Espin Observatory, Heddon
In 1960, Kings College, Newcastle, now known as Newcastle University, purchased the Close House mansion and its grounds. That decade saw the installation of two large green telescope domes, made by Brown & Hood Ltd in Wallsend. A smaller, half-brick building featuring the Ash dome was built later, at the end of the 1970s.
These three domes formed the Espin observatory, located to the north of the Close House mansion, with a public footpath running alongside. Their locations can be seen in aerial photos on Google Maps. The largest dome houses a 60cm reflecting telescope, originally built by Calver around 1914. It was first owned by Reverend T.H.E.C. Espin, known as "The Vicar of Tow Law," who worked in County Durham.

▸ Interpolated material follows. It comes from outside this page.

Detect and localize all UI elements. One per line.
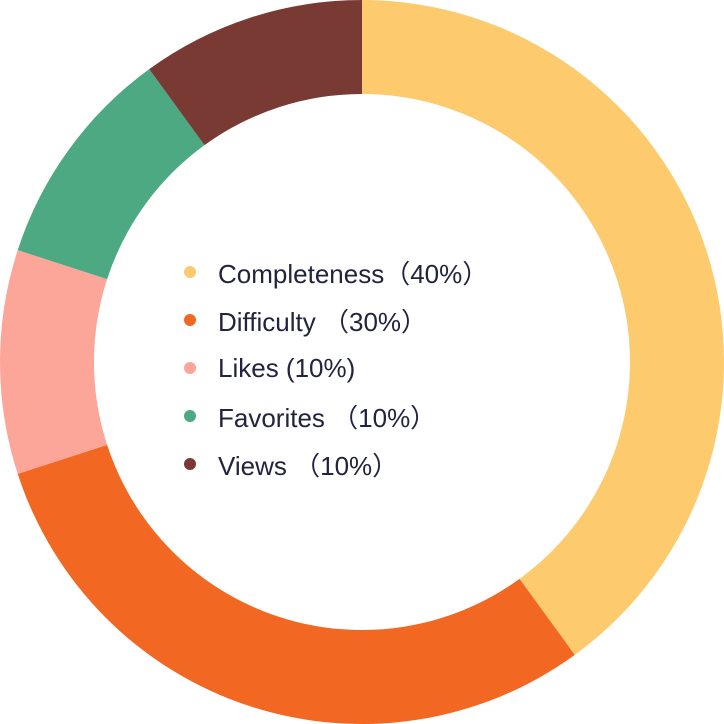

After Espin's passing, the telescope fell into disrepair. In the 1960s, David Sinden and Grubb Parsons built significant telescopes, including the Anglo-Australian Telescope and the William Herschel Telescope. Sinden restored the old telescope after locating it on a farm, where it had been disassembled and part of its tube repurposed as a trough for animals.
Sinden, also a member of the Newcastle Astronomical Society, like Espin before him, donated the restored telescope to the University of Newcastle upon Tyne in the mid-1960s. This 60cm reflector remains the largest telescope in North East England.
One of the domes also contained a 12cm Cooke refracting telescope, installed in the mid-1960s. This telescope resembles the one used by T.W. Backhouse in Sunderland, which is now in the Scottish National Museum in Edinburgh. In the early 1970s, Newcastle University studied lunar soil samples from the Apollo missions at Close House, guided by Professor Keith Runcorn, a notable physicist and lunar geologist. Sheds were built for this research, avoiding magnetic materials to prevent interference with the lunar samples.
The telescopes at Close House were actively used until the early 2000s. The 60cm telescope supported both undergraduate and postgraduate work, as well as activity from the Newcastle Astronomical Society. In 2004, local businessman Graham Wylie bought Close House, turning the mansion into a hotel and developing the grounds into a golf course. During this time, two smaller telescope domes closer to the mansion were removed. By the mid-2000s, the University of Newcastle closed its physics department, leading to neglect of the site.